Which energy drink is best for you? Examples of natural energy drinks that offer real health benefits and are less risky than most commercial energy drinks

  • Green tea is an energy drink that is probably associated with most metabolic effects, such as increasing energy, burning fat and reducing fat accumulation. Green tea naturally contains some caffeine, but less than coffee. It also contains a large number of antioxidants, such as catechins, which are effective against free radicals.
  • Match green tea is exceptionally rich in a composition called EGCG, which has a strengthening effect.
  • Normal coffee, which contains antioxidants and caffeine, is generally safe to drink in moderate amounts. For added benefit, drink unsweetened organic coffee.
  • Black tea is also rich in tannins and antioxidants and contains a little caffeine (less than coffee).
  • Yerba Mate, a variety of tea from South America, which has a greenish colour and an earthy, spicy taste. Contains polyphenols and other antioxidants and has anti-inflammatory and anti-cancer properties.

Which cheapest energy drink is also good for you? Think only of coffee and tea (preferably organic).

How many energy drinks can you drink in a day? For safety reasons, limit yourself to a few cups of coffee or tea a day, for example no more than three to five.

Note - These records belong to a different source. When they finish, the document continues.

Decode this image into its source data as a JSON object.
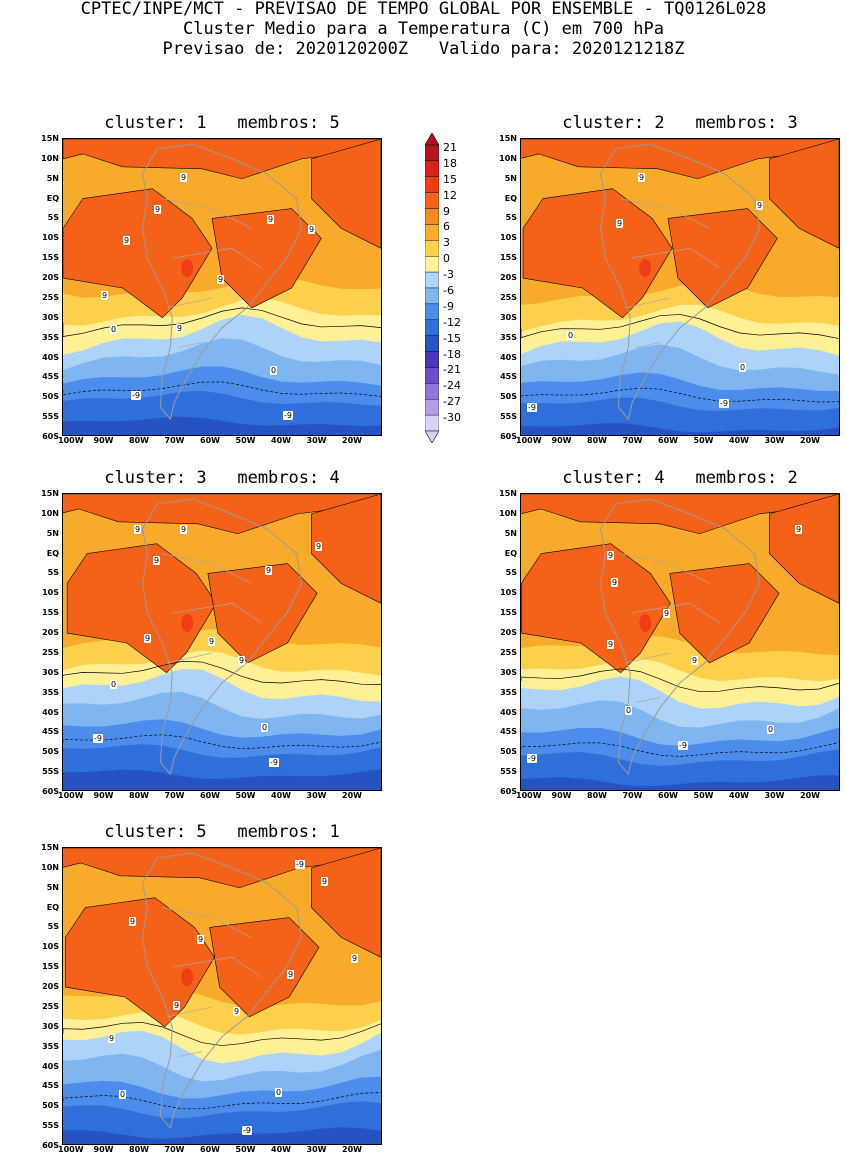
{
  "title": {
    "line1": "CPTEC/INPE/MCT - PREVISAO DE TEMPO GLOBAL POR ENSEMBLE - TQ0126L028",
    "line2": "Cluster Medio para a Temperatura (C) em 700 hPa",
    "line3": "Previsao de: 2020120200Z   Valido para: 2020121218Z"
  },
  "axes": {
    "lat_ticks": [
      "15N",
      "10N",
      "5N",
      "EQ",
      "5S",
      "10S",
      "15S",
      "20S",
      "25S",
      "30S",
      "35S",
      "40S",
      "45S",
      "50S",
      "55S",
      "60S"
    ],
    "lon_ticks": [
      "100W",
      "90W",
      "80W",
      "70W",
      "60W",
      "50W",
      "40W",
      "30W",
      "20W"
    ]
  },
  "colorbar": {
    "labels": [
      "21",
      "18",
      "15",
      "12",
      "9",
      "6",
      "3",
      "0",
      "-3",
      "-6",
      "-9",
      "-12",
      "-15",
      "-18",
      "-21",
      "-24",
      "-27",
      "-30"
    ],
    "colors": [
      "#b3141c",
      "#d9211e",
      "#ef3d16",
      "#f4621a",
      "#f58a1e",
      "#f8ab2a",
      "#fcd04c",
      "#fdf095",
      "#aed3f8",
      "#7fb5f1",
      "#4c8deb",
      "#2f6fdc",
      "#2652c2",
      "#4636b8",
      "#6a4ccd",
      "#8f74dc",
      "#b39de8",
      "#dacff4"
    ]
  },
  "panels": [
    {
      "title": "cluster: 1   membros: 5",
      "labels": [
        "9",
        "9",
        "9",
        "9",
        "9",
        "9",
        "9",
        "9",
        "0",
        "0",
        "-9",
        "-9"
      ]
    },
    {
      "title": "cluster: 2   membros: 3",
      "labels": [
        "9",
        "9",
        "9",
        "0",
        "0",
        "-9",
        "-9"
      ]
    },
    {
      "title": "cluster: 3   membros: 4",
      "labels": [
        "9",
        "9",
        "9",
        "9",
        "9",
        "9",
        "9",
        "9",
        "0",
        "0",
        "-9",
        "-9"
      ]
    },
    {
      "title": "cluster: 4   membros: 2",
      "labels": [
        "9",
        "9",
        "9",
        "9",
        "9",
        "9",
        "0",
        "0",
        "-9",
        "-9"
      ]
    },
    {
      "title": "cluster: 5   membros: 1",
      "labels": [
        "9",
        "9",
        "9",
        "9",
        "9",
        "9",
        "9",
        "9",
        "0",
        "0",
        "-9",
        "-9"
      ]
    }
  ]
}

Other ways to increase energy levels

In addition to choosing healthy energy drinks instead of sweetened and processed drinks, you will also find other tips for increasing energy levels:

  • Sleep is enough – adults should aim for an average of seven to nine hours sleep to avoid sleep deprivation and feel as happy and productive as possible.
  • Exercise – Regular exercise can improve your mood and motivation and help you sleep better.
  • Try herbs like ginseng – Some herbs, including ginseng and ginkgo biloba, tend to make people happier, usually without serious side effects, when taken in the recommended doses.
  • Stress management – Chronic stress can recharge your energy, cause brain mist and disrupt your sleep. Try to reduce stress so that you can relax, for example through meditation, reading, journaling, aromatherapy, yoga, etc.
  • Nutrition that stimulates the brain – Anti-inflammatory and nutrient-rich foods give you the nutrients you need to feel as good as possible. Pay special attention to products such as leafy and other vegetables, high-quality meat and protein, eggs, wild fish, nuts, seeds, berries, cocoa, coffee, tea, herbs and spices.

Conclusion

  • Energy drinks are drinks that contain a large number of stimulating ingredients, usually caffeine and sugar, and are promoted as a way to increase mental activity and physical performance.
  • Although some of the ingredients in these drinks can be useful, such as B. certain herbs, amino acids and B vitamins, they usually contain large amounts of added sugar, calories and caffeine, which can cause side effects.
  • Types of energy drinks include Red Bull, Monster, Rockstar, NOS and Amp. You can also try healthy energy drinks that can improve your mood and concentration without adding too much sugar to your diet, such as B. green tea, match tea, black tea, mate and coffee.